Principal Investigator:

Ulf Jondelius


Naturhistoriska riksmuseet, Stockholms universitet

Start Date:


End Date:


Primary Classification:

10612: Biological Systematics



This project is supported by the Swedish Research Council VR grant to UJ (2018-05191, Urmaskarnas evolution). We intend to assemble the genome of Nemertoderma westbladi from Illumina and PacBio data obtained in 2015 and 2016 at SciLife lab. At the time we had difficulties assembling the genome and did not achieve a satisfactory result in spite of bioinformatics support through a WABI grant. We have been working with SciLife Uppsala to generate Pacbio HiFi sequence data from this microscopic species, and we are expecting delivery of this data during September 2021. We intend to apply WGA tools to the combined Illumina and PacBio data to improve on the previous results. Nemertoderma westbladi is part of an ancient animal group, Xenacoelomorpha, that forms the sister clade of all bilaterian animals. There is no reference genome for Nemertoderma, and the assembly of its genome would enable us to study the genomic basis for the evolution of complex traits such as brain, circulatory, and excretory systems in animals, e.g. through comparative analyses of gene content in Nemertoderma vs other bilaterian animals and cnidarians.
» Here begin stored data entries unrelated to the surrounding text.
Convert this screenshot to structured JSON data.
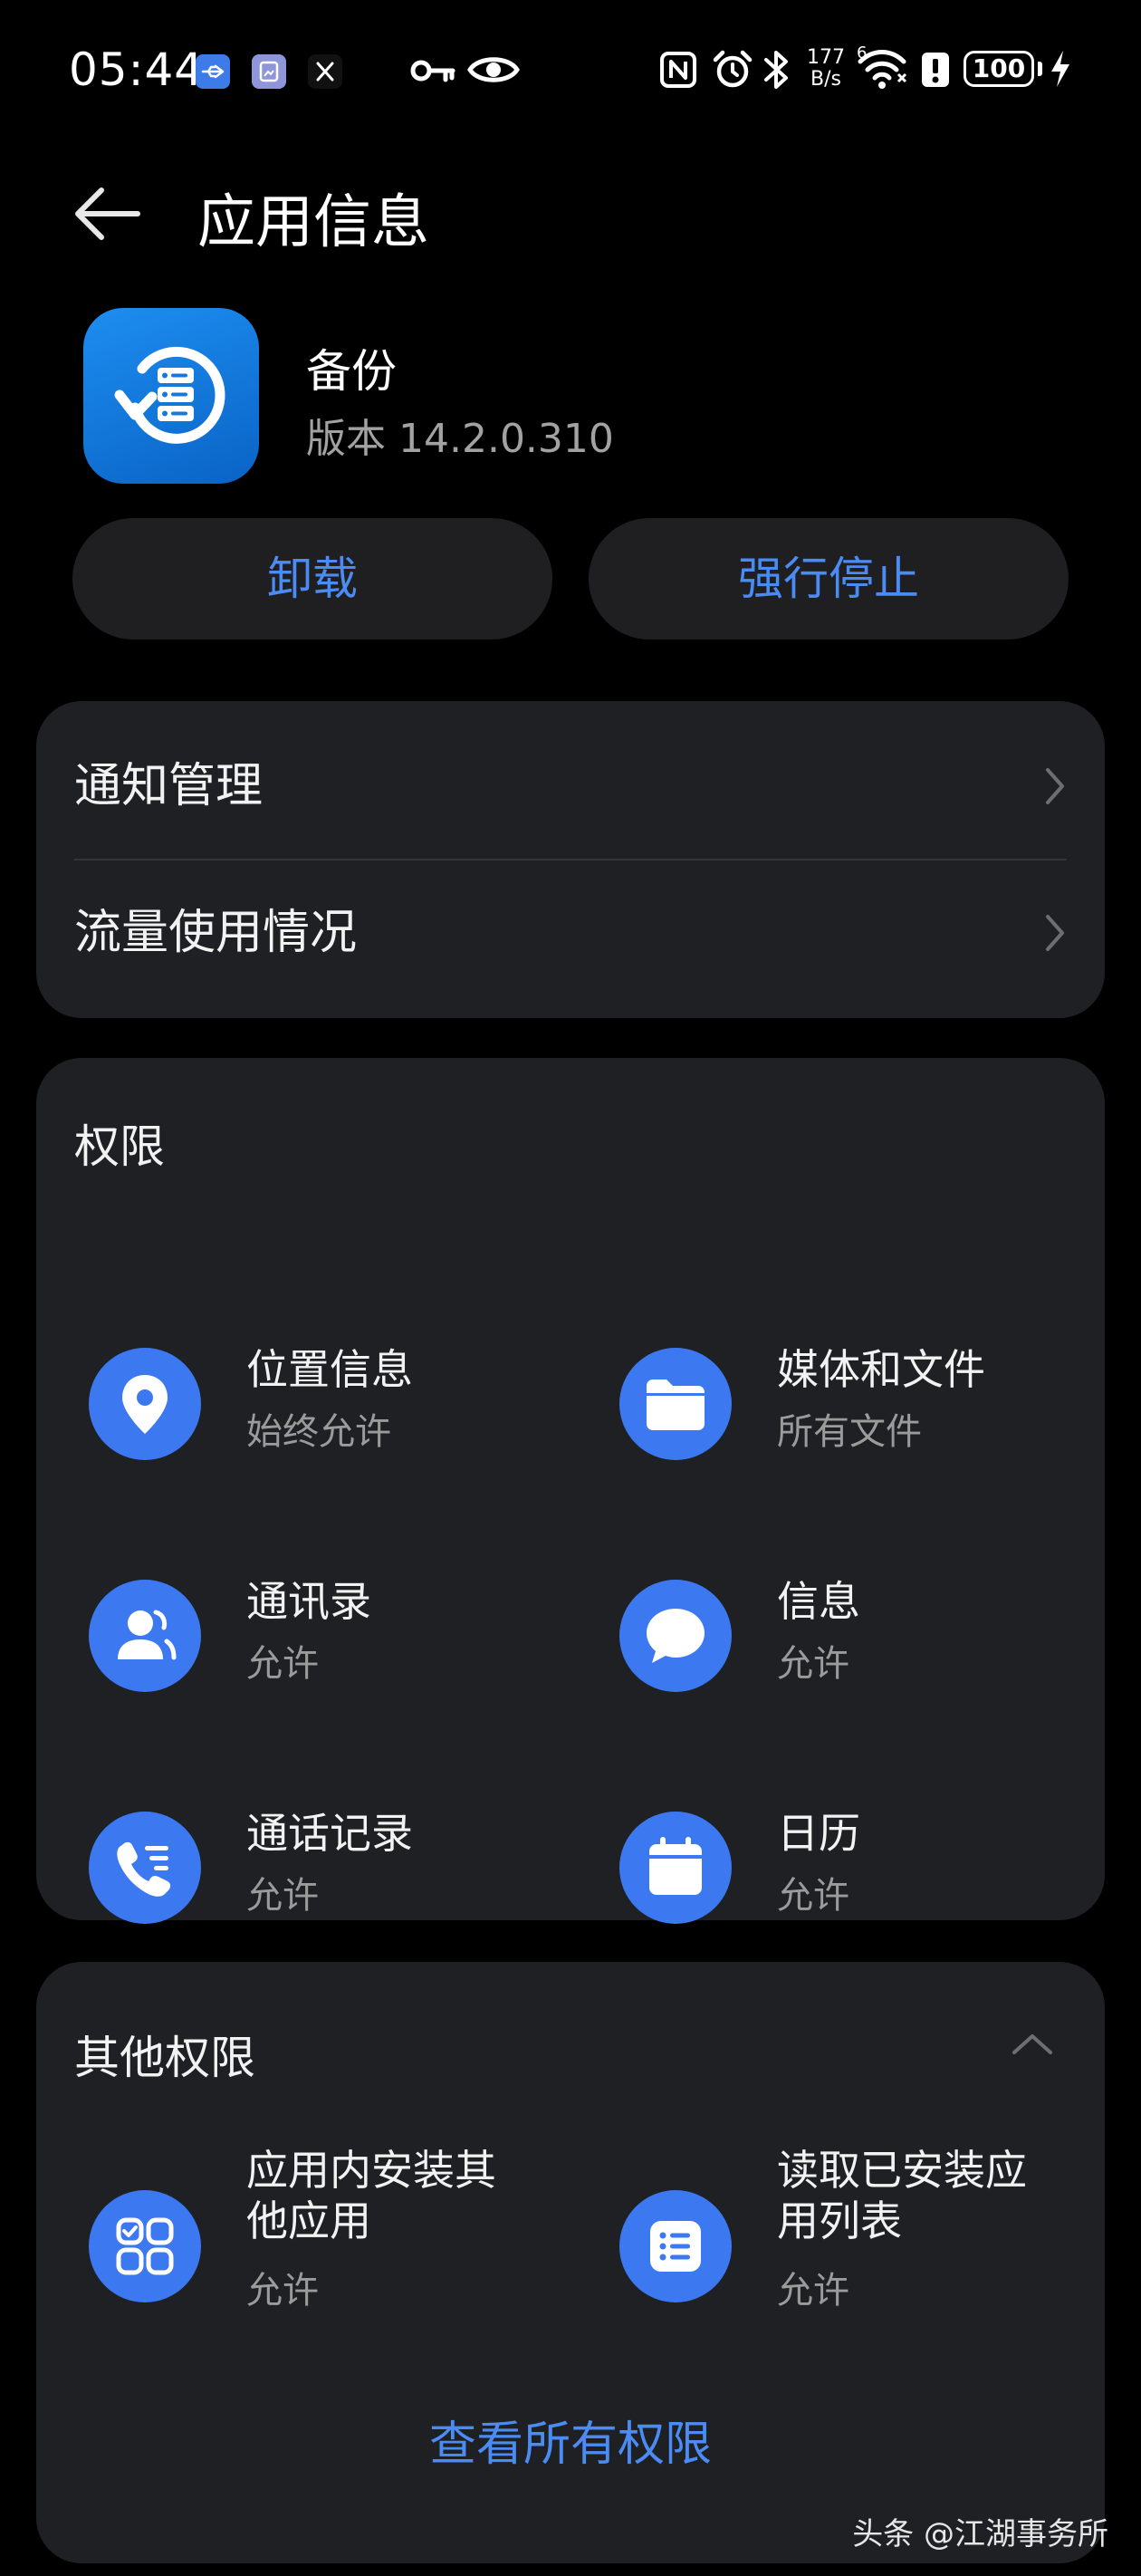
{
  "status_bar": {
    "time": "05:44",
    "network_speed_value": "177",
    "network_speed_unit": "B/s",
    "wifi_badge": "6",
    "battery": "100",
    "notification_icons": [
      "usb-icon",
      "gallery-app-icon",
      "x-app-icon"
    ],
    "indicator_icons": [
      "vpn-key-icon",
      "eye-comfort-icon",
      "nfc-icon",
      "alarm-icon",
      "bluetooth-icon",
      "wifi-icon",
      "alert-icon",
      "battery-icon",
      "charging-icon"
    ]
  },
  "header": {
    "title": "应用信息"
  },
  "app": {
    "name": "备份",
    "version": "版本 14.2.0.310",
    "icon": "backup-app-icon",
    "icon_color": "#1578de"
  },
  "actions": {
    "uninstall": "卸载",
    "force_stop": "强行停止"
  },
  "menu": {
    "items": [
      {
        "label": "通知管理"
      },
      {
        "label": "流量使用情况"
      }
    ]
  },
  "permissions": {
    "title": "权限",
    "items": [
      {
        "name": "位置信息",
        "status": "始终允许",
        "icon": "location-icon"
      },
      {
        "name": "媒体和文件",
        "status": "所有文件",
        "icon": "folder-icon"
      },
      {
        "name": "通讯录",
        "status": "允许",
        "icon": "contacts-icon"
      },
      {
        "name": "信息",
        "status": "允许",
        "icon": "message-icon"
      },
      {
        "name": "通话记录",
        "status": "允许",
        "icon": "call-log-icon"
      },
      {
        "name": "日历",
        "status": "允许",
        "icon": "calendar-icon"
      }
    ]
  },
  "other_permissions": {
    "title": "其他权限",
    "items": [
      {
        "name": "应用内安装其他应用",
        "status": "允许",
        "icon": "install-apps-icon"
      },
      {
        "name": "读取已安装应用列表",
        "status": "允许",
        "icon": "app-list-icon"
      }
    ],
    "view_all": "查看所有权限"
  },
  "watermark": "头条 @江湖事务所",
  "colors": {
    "background": "#000000",
    "card": "#1f2023",
    "accent": "#4a8cf3",
    "icon_circle": "#3c78f0",
    "secondary_text": "#9b9b9b"
  }
}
A main aim of the VR-project is to generate robust hypotheses regarding the phylogeny, rates of evolution and clade age of Xenacoelomorpha. Our approach to this is through sequencing transcriptomes from a wide sample of Xenacoelomorpha species and the data is then used for phyogenomic analysis. The first year of the project has been devoted to generating and refining the transcriptome data. We are now ready to start the phylogenomic analyses, and we foresee an increased need for processor hours as the parameter rich nucleotide substitution models implemented in e.g. PhyloBayes are computationally very demanding. Furthermore we will need to perform a set of sensitivity analyses where the dataset is modified in various ways and then reanalysed, which multiplies the resource requirements.